U.S. Justice Dept Found More Classified Items In Biden Home Search
By Nandita Bose and Matt Spetalnick

Anew search of President Joe Biden’s home in Wilmington, Delaware on Friday by the U.S. Justice Department found six more items, including documents with classification markings, a lawyer for the president said in a statement Saturday night.
Some of the classified documents and “surrounding materials” dated from Biden’s tenure in the U.S. Senate, where he represented Delaware from 1973 to 2009, according to his lawyer, Bob Bauer. Other documents were from his tenure as vice president in the Obama administration, from 2009 through 2017, Bauer said.
The Department of Justice, which conducted a search that lasted over 12 hours, also took some notes that Biden had personally handwritten as vice president, according to the lawyer.
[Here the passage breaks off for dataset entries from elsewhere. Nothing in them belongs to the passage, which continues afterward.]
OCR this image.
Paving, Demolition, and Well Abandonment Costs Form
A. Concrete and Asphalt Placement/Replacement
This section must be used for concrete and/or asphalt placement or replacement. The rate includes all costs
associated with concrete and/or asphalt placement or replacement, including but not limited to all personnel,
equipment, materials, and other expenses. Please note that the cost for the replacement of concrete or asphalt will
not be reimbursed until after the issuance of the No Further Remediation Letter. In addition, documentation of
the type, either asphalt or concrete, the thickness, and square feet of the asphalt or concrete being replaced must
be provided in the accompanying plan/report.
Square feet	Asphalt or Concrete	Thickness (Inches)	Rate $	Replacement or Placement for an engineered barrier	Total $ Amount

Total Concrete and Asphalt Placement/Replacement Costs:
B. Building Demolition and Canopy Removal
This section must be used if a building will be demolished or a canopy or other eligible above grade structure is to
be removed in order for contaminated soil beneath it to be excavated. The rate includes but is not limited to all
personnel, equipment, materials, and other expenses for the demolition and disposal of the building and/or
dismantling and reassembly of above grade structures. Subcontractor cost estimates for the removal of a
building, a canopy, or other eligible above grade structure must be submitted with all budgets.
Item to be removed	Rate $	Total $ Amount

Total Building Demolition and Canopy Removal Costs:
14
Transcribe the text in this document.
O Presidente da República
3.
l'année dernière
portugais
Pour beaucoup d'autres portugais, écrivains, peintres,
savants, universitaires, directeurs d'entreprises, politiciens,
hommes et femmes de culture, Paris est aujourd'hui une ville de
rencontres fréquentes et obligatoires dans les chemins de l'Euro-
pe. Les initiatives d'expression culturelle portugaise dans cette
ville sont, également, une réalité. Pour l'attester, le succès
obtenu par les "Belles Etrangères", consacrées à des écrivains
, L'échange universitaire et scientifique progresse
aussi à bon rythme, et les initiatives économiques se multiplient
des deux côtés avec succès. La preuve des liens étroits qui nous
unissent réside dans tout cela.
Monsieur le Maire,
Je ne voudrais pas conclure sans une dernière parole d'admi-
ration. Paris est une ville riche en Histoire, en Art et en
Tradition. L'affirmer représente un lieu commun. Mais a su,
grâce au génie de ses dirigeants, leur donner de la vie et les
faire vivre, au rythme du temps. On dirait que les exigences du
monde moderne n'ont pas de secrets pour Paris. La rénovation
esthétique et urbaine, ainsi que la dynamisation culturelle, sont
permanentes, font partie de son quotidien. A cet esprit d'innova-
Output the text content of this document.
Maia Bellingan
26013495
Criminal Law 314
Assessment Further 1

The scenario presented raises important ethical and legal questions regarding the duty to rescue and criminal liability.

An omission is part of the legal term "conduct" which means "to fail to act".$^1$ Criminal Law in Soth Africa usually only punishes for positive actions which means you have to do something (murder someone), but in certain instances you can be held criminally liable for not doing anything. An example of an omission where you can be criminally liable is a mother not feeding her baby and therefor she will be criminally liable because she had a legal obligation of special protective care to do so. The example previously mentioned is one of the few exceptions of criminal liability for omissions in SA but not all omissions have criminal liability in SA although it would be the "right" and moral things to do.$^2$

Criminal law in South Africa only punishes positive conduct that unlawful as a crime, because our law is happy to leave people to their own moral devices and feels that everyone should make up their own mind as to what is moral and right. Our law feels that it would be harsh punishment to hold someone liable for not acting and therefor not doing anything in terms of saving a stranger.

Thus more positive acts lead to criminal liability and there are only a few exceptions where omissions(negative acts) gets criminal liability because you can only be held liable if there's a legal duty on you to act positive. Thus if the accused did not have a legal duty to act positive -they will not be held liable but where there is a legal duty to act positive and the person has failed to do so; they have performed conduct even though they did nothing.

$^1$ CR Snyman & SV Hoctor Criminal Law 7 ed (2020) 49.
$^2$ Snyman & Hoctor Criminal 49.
The president offered access “to his home to allow DOJ to conduct a search of the entire premises for potential vice-presidential records and potential classified material,” Bauer said.
Neither Biden nor his wife were present during the search, the attorney said. Biden is in Rehoboth Beach, Delaware, for the weekend.
Justice Department investigators coordinated the search with Biden’s lawyers ahead of time, Bauer said, and the president’s personal and White House lawyers were present at the time.
Other classified government records were discovered this month at Biden’s Wilmington residence, and in November at a private office he maintained at a Washington, D.C., think tank after ending his tenure as vice president in the Obama administration in 2017.